The SIDF and its operations have come under heavy criticisms over the years over its lack of transparency and accountability. It was sharply criticized also for the fact that it operates as a private entity with funds generated from the sale of citizenships — a national commodity and privilege
“We will not recoil from any of the commitments which we made with respect to the SIDF, that there must be public accountability, there must be regular reports being submitted to the parliament so that the people of the country can know more and become a part of what is happening with their patrimony,” Harris added.
He indicated at the most recent press conference that the SIDF investigation was virtually complete except for necessary consideration and review by cabinet.
“What has happened is once you get in to the tangled web there’s a lot more work that needed to be done for them to bring the kind of assurances. We expect very shortly and before the budget presentation, to be able to make a statement to the country in relation to that. It is not unheard of either in relation to a regular audit that you can have delays more so for the investigative nature of this one because part of it is to go through a maze of documents, find them, verify them etc and there has been some element of a lack of cooperation from some of the entities involved and that of course led to some delays in the finalization of the report but the report is substantially complete,” Harris said.
“The absence of control at the SIDF was so bad that it was difficult for them to be able to move with the speed that had been anticipated and you add that to the fact that the SIDF had not produced audited financial statements for a significant period of time, the last one perhaps would have been 2013 that they had provided audited reports. You add that to the fact that you had entities such as the Kittitian Hill Belmont Resort whose report would impact upon the financial statement statements of SIDF and their accounting was not up to date in terms of auditing, so it is those complexities that has led to a prolonged engagement with respect to Ernst & Young presenting its report to us,” Harris concluded.
The controversial management of the SIDF by the former Denzil Douglas-led administration came in for some unpleasant findings following a preliminary review in May by multinational firm Ernst & Young.
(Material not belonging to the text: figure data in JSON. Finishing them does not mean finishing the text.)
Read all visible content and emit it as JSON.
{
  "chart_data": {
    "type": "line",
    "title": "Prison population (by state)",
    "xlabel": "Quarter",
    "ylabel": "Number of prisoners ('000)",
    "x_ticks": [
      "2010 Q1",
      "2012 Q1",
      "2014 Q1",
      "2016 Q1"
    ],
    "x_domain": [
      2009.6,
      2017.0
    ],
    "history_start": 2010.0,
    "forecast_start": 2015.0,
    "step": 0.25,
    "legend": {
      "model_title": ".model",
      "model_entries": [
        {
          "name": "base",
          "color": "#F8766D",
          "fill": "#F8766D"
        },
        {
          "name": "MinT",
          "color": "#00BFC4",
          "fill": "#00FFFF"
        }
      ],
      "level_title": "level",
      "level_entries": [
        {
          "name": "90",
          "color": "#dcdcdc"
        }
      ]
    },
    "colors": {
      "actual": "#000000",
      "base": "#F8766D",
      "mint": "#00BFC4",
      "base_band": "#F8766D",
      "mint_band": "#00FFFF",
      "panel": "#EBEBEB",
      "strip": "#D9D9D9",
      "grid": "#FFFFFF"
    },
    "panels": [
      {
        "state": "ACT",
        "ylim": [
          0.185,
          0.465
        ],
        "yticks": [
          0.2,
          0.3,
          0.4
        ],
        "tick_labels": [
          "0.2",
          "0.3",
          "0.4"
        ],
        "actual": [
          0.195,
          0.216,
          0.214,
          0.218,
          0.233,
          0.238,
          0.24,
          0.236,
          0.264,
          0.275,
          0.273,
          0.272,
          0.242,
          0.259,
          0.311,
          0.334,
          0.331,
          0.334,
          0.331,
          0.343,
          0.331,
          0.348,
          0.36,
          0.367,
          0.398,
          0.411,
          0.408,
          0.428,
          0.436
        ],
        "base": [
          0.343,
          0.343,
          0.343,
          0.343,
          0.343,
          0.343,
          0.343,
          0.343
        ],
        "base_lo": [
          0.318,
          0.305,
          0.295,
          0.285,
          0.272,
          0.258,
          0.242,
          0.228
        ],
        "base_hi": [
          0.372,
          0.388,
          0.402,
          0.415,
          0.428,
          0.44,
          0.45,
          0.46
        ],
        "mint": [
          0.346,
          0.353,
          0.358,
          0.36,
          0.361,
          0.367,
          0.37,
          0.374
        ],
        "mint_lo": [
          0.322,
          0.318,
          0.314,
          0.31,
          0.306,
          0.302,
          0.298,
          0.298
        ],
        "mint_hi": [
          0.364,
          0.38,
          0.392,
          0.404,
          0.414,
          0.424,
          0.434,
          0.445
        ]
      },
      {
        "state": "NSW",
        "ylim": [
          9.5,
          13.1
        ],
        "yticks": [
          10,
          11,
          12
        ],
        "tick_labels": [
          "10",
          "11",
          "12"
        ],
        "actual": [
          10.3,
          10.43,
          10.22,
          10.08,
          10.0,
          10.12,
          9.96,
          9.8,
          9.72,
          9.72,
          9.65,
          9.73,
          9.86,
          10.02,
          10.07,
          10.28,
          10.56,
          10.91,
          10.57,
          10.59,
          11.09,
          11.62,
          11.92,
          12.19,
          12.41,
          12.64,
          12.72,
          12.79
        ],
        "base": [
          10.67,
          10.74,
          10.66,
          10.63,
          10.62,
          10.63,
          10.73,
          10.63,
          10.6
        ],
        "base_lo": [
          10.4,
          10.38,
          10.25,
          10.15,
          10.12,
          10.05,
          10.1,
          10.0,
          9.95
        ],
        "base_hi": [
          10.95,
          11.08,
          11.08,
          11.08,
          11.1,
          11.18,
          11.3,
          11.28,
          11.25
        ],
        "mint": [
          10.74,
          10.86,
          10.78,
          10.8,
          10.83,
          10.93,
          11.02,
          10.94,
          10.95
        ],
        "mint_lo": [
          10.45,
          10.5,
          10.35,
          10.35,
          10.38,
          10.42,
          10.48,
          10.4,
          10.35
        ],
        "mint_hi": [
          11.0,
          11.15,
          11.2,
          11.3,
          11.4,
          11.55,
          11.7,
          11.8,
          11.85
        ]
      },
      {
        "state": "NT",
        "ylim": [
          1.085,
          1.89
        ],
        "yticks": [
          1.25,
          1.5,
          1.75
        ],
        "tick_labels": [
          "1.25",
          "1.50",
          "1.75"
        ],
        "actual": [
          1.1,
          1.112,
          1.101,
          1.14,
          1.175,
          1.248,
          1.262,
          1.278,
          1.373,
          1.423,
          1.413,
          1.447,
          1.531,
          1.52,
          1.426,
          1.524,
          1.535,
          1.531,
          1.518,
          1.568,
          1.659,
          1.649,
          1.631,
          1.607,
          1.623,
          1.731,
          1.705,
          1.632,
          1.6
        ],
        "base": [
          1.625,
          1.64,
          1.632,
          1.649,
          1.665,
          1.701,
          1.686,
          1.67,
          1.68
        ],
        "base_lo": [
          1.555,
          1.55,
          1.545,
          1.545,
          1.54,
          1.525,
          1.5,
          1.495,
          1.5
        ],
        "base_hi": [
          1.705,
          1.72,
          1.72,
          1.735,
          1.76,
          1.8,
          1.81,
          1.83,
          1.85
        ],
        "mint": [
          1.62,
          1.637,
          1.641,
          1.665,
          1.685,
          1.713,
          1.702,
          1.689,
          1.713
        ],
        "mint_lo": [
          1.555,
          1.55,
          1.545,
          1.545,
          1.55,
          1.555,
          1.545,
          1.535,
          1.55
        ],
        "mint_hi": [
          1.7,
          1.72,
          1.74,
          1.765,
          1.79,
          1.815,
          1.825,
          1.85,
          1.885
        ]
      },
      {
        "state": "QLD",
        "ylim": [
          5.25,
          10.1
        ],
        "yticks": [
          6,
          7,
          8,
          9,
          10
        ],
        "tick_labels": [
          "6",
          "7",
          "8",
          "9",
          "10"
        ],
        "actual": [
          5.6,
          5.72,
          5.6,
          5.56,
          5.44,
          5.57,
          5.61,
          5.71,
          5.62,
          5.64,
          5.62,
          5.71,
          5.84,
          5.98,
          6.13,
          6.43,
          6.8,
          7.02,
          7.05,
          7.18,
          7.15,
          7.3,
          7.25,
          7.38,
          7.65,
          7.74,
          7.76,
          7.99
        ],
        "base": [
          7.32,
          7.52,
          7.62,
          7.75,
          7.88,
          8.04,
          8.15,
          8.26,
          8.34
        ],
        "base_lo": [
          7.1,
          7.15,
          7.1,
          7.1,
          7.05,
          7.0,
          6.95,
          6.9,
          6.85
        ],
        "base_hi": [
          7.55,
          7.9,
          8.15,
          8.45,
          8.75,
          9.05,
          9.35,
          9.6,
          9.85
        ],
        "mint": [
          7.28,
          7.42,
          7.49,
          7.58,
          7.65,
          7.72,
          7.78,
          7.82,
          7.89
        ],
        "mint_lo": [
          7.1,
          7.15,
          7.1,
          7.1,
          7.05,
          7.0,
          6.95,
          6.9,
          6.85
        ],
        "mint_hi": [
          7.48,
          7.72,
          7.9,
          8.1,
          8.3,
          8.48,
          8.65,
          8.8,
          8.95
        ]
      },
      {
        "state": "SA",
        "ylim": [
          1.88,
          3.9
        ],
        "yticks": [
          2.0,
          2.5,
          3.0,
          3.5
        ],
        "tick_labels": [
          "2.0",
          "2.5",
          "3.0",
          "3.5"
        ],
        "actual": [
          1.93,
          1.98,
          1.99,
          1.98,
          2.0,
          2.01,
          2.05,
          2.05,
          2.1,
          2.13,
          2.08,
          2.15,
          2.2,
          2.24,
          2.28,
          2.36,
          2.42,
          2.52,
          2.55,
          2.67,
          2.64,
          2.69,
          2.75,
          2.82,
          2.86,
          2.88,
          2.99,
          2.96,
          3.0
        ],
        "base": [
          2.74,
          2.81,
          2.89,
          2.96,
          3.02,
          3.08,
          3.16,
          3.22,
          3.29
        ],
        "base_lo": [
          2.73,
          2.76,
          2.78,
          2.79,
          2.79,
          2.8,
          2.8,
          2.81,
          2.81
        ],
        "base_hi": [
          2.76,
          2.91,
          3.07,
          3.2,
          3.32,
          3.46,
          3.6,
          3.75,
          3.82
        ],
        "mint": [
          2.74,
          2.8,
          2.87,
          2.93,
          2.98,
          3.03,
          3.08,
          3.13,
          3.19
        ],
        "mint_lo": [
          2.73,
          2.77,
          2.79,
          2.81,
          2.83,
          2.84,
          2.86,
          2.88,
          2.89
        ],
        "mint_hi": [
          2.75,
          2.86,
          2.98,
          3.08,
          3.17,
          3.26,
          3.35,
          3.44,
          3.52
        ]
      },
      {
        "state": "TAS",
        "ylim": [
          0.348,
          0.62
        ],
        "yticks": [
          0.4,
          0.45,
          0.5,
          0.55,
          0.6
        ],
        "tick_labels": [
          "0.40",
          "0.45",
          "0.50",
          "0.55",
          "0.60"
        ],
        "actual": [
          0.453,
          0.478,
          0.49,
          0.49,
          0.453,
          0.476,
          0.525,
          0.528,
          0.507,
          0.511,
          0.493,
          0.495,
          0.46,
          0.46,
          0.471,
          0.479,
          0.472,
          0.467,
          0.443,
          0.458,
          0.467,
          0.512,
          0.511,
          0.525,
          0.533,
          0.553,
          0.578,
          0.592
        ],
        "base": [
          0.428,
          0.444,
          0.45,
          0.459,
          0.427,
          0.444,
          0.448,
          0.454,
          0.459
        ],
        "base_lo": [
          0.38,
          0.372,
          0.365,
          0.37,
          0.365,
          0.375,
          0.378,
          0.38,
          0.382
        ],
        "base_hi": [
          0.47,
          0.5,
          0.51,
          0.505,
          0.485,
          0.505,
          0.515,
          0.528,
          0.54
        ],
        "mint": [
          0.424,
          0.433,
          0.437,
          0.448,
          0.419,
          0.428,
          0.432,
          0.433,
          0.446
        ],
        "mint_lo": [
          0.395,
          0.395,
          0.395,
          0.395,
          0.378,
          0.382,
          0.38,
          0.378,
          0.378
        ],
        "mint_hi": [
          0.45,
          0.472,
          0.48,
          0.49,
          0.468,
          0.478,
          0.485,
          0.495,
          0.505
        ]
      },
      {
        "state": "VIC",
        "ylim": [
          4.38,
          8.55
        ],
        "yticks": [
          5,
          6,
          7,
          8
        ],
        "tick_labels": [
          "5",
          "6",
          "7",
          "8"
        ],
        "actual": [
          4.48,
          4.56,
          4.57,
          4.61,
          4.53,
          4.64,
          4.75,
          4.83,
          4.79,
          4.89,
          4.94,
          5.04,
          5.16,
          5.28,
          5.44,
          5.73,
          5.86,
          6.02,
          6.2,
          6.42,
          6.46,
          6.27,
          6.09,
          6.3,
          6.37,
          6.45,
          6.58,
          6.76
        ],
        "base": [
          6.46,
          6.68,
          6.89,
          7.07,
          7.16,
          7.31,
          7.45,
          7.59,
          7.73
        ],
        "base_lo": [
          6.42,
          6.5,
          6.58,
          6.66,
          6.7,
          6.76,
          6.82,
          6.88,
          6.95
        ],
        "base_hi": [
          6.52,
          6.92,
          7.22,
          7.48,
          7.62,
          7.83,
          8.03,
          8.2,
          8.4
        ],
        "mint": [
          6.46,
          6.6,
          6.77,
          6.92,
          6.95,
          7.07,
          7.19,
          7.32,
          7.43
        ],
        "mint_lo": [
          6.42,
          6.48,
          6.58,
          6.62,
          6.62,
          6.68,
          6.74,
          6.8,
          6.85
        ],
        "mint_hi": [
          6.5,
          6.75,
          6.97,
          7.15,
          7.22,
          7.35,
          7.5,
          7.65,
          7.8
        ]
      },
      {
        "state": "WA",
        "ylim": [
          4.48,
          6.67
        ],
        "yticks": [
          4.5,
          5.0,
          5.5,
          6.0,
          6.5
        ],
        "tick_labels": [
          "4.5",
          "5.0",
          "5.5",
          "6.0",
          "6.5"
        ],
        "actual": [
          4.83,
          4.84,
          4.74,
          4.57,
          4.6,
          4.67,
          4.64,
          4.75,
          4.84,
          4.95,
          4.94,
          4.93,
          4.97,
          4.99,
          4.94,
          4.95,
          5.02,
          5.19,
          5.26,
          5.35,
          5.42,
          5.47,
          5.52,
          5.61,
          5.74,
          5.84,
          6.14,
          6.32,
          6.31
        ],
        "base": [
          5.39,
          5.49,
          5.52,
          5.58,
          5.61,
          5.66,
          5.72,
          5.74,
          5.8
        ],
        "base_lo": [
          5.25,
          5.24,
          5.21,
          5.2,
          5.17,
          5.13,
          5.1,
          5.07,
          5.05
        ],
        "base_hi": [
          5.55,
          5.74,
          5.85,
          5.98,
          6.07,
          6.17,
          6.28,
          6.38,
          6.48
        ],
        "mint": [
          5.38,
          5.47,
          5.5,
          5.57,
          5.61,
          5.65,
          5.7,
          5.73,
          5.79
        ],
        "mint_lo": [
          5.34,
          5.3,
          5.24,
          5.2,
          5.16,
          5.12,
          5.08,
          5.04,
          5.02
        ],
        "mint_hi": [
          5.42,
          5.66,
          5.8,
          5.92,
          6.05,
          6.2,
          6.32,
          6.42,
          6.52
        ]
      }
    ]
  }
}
Speaking at a monthly press conference held in May 2015, Harris said that the review of the SIDF operations over the period 2010-2014, which he announced on March 15, had revealed some troubling initial findings.
“The review has revealed that the SIDF was operated in a manner unbecoming of a multi-million dollar entity. The board of councilors and senior management operated with scant regard for proper procedures and best practices expected of those with fiduciary responsibilities,” Harris said.
The SIDF was touted by former PM and now leader of the opposition, Dr Denzil Douglas, as a private foundation outside the ambit of government oversight. Under the Douglas administration the fund amassed hundreds of millions of dollars from the sale of St Kitts-Nevis citizenship for up to US$400,000 cash per citizenship.
The SIDF was founded in September 2006 by the National Bank Trust Company, which is a subsidiary of the St Kitts Nevis Anguilla National Bank, a public limited company with the majority shareholder being the federal government of St Kitts and Nevis.